Talent essentiellement subjectif, M. Gounod n’a jamais plus d’abondance et de chaleur que lorsqu’il se chante lui-même, je dirai plus, il n’est intéressant qu’à ce titre, et c’est pourquoi tous ses opéras, absolument manqués au point de vue du théâtre, renferment ici et là des beautés sentimentales où vous vous laissez distraire, négligeant, oubliant l’action qui se joue pour vous attarder à des curiosités d’ordre purement psychologique. On a raconté que cette conception de Polyeucte serait née d’une pensée de détachement terrestre venue à l’auteur pendant un séjour à Rome, sur ce sol des grandes conversions où l’abbé Liszt ouvrit ses yeux à la lumière, ce qui lui valut d’écrire son fameux poème de « Saint François prêchant aux petits oiseaux. » S’il en était ainsi, l’œuvre prendrait couleur d’oratorio et même sous cet aspect prêterait encore le flanc à bien des critiques, dont la première serait de prêcher contre son propre enseignement. Dans cette œuvre de haute confession apostolique, tout l’avantage échoit aux païens; ce sont eux qui chantent les plus jolis airs et dansent les plus jolis pas. La partie la plus sympathique du personnage de Pauline est celle qui se dérobe discrètement dans la demi-teinte à l’ombre de l’autel des faux dieux; il suffit à Sévère, dans le quatuor du premier acte, d’ouvrir la bouche pour gagner à lui tous les cœurs, la barcarolle du jeune patricien Sextus à Diane et aux naïades rafle si bien les applaudissemens qu’il n’en reste plus ensuite pour la scène du baptême, et le ballet contient certainement, et comme mélodie et comme science harmonique et orchestrale, les pages les plus exquises de l’ouvrage; jamais M. Gounod n’a déployé plus de talent que dans ces différentes suites d’orchestre que termine une tarentelle éblouissante. Quant à Polyeucte, il semble difficile d’imaginer un héros d’opéra plus décidément insupportable. Cet homme, ce mari en possession d’une femme dévouée et charmante, adoré d’elle, aimé, estimé, fêté de tous et qui, libre de ses mouvemens et de sa conscience, alors que personne ne le gêne en rien, sans provocation, sans injure, se rue aux actes les plus frénétiques, cet homme-là produit sur nous au théâtre l’effet d’un enragé maniaque, et le public, contrairement aux visées de l’auteur, se range du côté de Jupiter.

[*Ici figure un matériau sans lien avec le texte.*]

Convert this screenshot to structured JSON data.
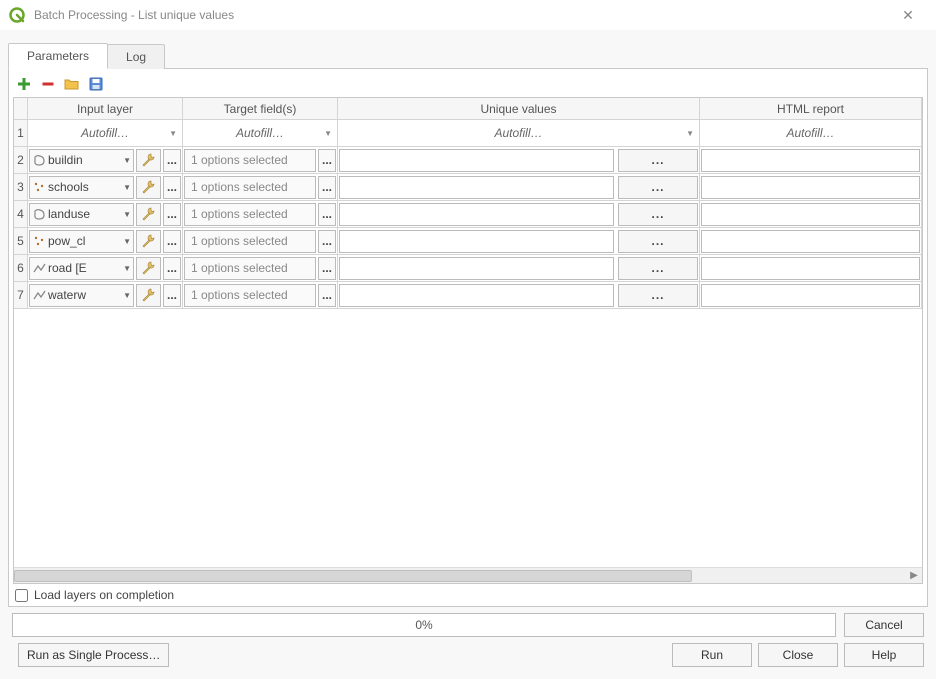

Ni oratorio, ni opéra, que sera-ce donc alors que Polyeucte ! Une vaste foire à décors resplendissans, à costumes variés, à promenades triomphales, un magasin, un capharnaüm où s’entassent des richesses orchestrales très réelles à côté de redites, de placages, d’emprunts faits à tous les styles, même à ceux qu’on affecte de dédaigner le plus : défroques de Verdi, d’Halévy, de Rossini, d’Auber et de Caraffa, — tout cela noyé dans un flot de sensualisme individuel que les fervens prennent pour l’expression suprême du mystique amour, et qui leur donne l’illusion d’un chef-d’œuvre. — Le succès sera pour M. Halanzier et les magnificences de sa mise en scène, il sera aussi pour les deux principaux interprètes. J’ai nommé Gabrielle Krauss et M. Lassalle. Cette création du rôle de Pauline est de nature à classer Mlle Krauss au premier rang des tragédiennes. Alors que tant d’autres, et Rachel elle-même, poussaient surtout vers les effets et se réservaient pour certains momens attendus des amateurs de l’orchestre, elle envisage la figure d’ensemble, atténue au lieu d’accentuer; grave, simple. pudique, une vraie fille de l’antique Rome, que l’exaltation peut entraîner à son heure, mais qui s’inspire surtout de son devoir de femme et d’épouse. De la cantatrice je ne dirai qu’un mot : son art me semble encore avoir grandi depuis l’Africaine. Inutile d’insister sur les passages dramatiques mis par elle en lumière et que toute la salle applaudit, mais je recommande aux gens de goût, aux difficiles et aux délicats, dans son duo avec Sévère, la terminaison d’une phrase d’importance secondaire: « Donnant sa main, il faut qu’elle donne son âme. » — Cela passe presque inaperçu et c’est la perfection. Je ne me bornerai pas à vanter chez M. Lassalle sa ressemblance avec le masque de Lucius Verus et sa belle tournure de triomphateur romain.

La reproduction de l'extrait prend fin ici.